A Funny Thing
By: Daniel E. Kramer
Love is a strange thing. It hits you, crushing every part of your being. We all experience its power. Sometimes we love without knowing, without regard to care, and without fear, yet we somehow do it with ambition and purpose. Sometimes we love another person without them ever even knowing it. You know those lovely infatuations of the mind. You and I both have the ability to create a love affair in the mind’s eye. Futures are built, sometimes entire worlds, entire lifetimes, are spent in the daydream of “what could be,” or “what could have been.”
We all know what I am talking about, the lost loves, the ones we knew but which are gone now, the ones that never were, the ones that never will be, and the kind that only live in the space between your ears. Do you ever wonder, think about another, and ponder if maybe by chance they too are thinking of you at that very same moment? Do you ever get lost in the thoughts of your friends, your family, your significant other? Do you ever let yourself get lost in the mind's image of something that could be, the daydreamer unleashed? Love drives you to think about old friends, lost loved ones, moments with them, and the feelings come up. They are always with you, just as a light gives off an invisible heat, so to do the memories of a mind. I wake to see these memories; mostly they are good, sad sometimes though too. It is funny how time changes events for a human’s mind.

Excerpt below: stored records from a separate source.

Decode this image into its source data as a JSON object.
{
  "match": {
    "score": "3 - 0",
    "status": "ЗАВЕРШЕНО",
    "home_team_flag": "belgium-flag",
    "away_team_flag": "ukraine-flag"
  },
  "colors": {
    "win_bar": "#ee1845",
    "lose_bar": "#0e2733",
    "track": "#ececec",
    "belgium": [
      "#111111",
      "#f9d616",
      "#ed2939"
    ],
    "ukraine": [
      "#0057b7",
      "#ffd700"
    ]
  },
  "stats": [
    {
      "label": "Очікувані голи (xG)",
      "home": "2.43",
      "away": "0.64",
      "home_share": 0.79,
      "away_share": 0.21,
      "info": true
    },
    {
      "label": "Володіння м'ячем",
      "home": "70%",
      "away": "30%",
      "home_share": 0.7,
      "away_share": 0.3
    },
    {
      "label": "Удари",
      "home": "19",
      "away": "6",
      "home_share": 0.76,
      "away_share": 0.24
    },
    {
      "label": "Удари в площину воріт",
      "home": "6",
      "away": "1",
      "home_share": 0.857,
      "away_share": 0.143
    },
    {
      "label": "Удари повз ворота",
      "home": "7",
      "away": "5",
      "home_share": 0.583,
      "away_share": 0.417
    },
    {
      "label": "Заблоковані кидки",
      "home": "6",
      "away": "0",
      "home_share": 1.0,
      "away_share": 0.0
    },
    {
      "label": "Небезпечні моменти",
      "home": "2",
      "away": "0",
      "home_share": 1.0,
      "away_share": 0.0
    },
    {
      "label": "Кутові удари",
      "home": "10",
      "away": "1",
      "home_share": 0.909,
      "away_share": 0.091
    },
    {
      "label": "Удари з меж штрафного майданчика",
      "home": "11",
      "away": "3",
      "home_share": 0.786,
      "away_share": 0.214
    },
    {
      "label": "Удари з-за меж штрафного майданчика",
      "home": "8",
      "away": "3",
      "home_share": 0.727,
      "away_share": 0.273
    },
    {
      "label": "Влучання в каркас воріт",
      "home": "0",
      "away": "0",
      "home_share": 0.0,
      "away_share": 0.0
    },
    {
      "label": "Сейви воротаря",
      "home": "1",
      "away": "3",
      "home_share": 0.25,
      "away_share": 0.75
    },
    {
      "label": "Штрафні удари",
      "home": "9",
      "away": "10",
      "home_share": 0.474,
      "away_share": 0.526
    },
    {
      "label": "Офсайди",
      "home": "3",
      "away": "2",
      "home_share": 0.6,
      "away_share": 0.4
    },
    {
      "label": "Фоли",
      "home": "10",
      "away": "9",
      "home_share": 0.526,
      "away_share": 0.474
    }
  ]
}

I walked the stairs last night to see a small stain that has been left on the tile for over a year now. It was a mark left by my dog, the kind of accident where he got sick and did not make it outside in time. It remains now, as a living memory, at least the part that didn’t come out with the cleaning and scrubbing. At the time I was angry that it happened, and I remember as I cleaned it my inability to get it all off no matter how hard I scrubbed. For some reason it endured, for some reason, I could not wipe it into the oblivion of the past. It was a marker event, the moment that everything changed, the moment that marked the downfall of that poor little, sweet spirited dog. His kidneys had begun to fail, and that was the first sign, leading to the next two weeks of vet visits and slow goodbyes. Caught in his prime, lost unto a young death, we said goodbye to him. Time moves on though, and now when I see that spot, a smile emerges. I know now that I will never try again to get rid of that stain. It is a little piece of what was, still left for only me to remember, for only me to know where it is to see. Like I said love is a funny thing, and it makes us do strange things sometimes, like leaving a stain as a memory, like becoming a hoarder of the scraps of that which still remains.
Love always brings me back. Slowly it wears off, but then it rekindles when the fuel is supplied because of the thick bed of coals that is waiting just under the cooler crust. How thick though is your bed of coals? Are there ways to never forget, to keep the moment feeling like it is the first time? Just remember to remember this; that feelings won’t last forever so enjoy them now before it is too late. Sometimes things leave, and you never know what will come next. Sadness stays the spirit in times of love lost and things gone. When our loved ones are ripped away, recognize the love for what it is even with them now gone. Recognize that each day will bring uncertainty that is mixed with new love, new life, and new spirit. Bad things happen sometimes, and we mistake them as wrong or unfair, but often they are just the natural flows of an unknown and exotic terrain that we humans only barely understand how to navigate.
Mysterious beginnings await all of us. Just as they awaited my dying dog. Just as new love is scary, nerve racking, incredible, so too can be the end of life, the end of time or place, the end to a way of being. A rebirth is a form of newness, death too. They are both a form of change, and it is as certain as anything can be that it will come. Embrace it as the future path you never took, got the chance to see, the love that could have been turned into the love that still might be. What may come next is a question I hope you too get the chance to know and see. For certain, we all will be there soon together.
We the few, the lucky spirits that still live on to walk the earth and ponder. So impossible is any one of our existences, so impossible it is that of the trillions of possibilities I am me here today writing, and you are there today reading. Perfect in this moment our love of life leads us to go on looking into the past so that the future can know no bounds, hold no limit, and empower and free us by letting us all know that this too shall eventually pass. The good, the bad, the body the mind, the two halves that make us one loving whole. Just imagine, just daydream a little today about those loves yet to be had, those amazing new moments waiting for us all to find them. Just know that the saddest moments might bring us to something that we would never have thought possible.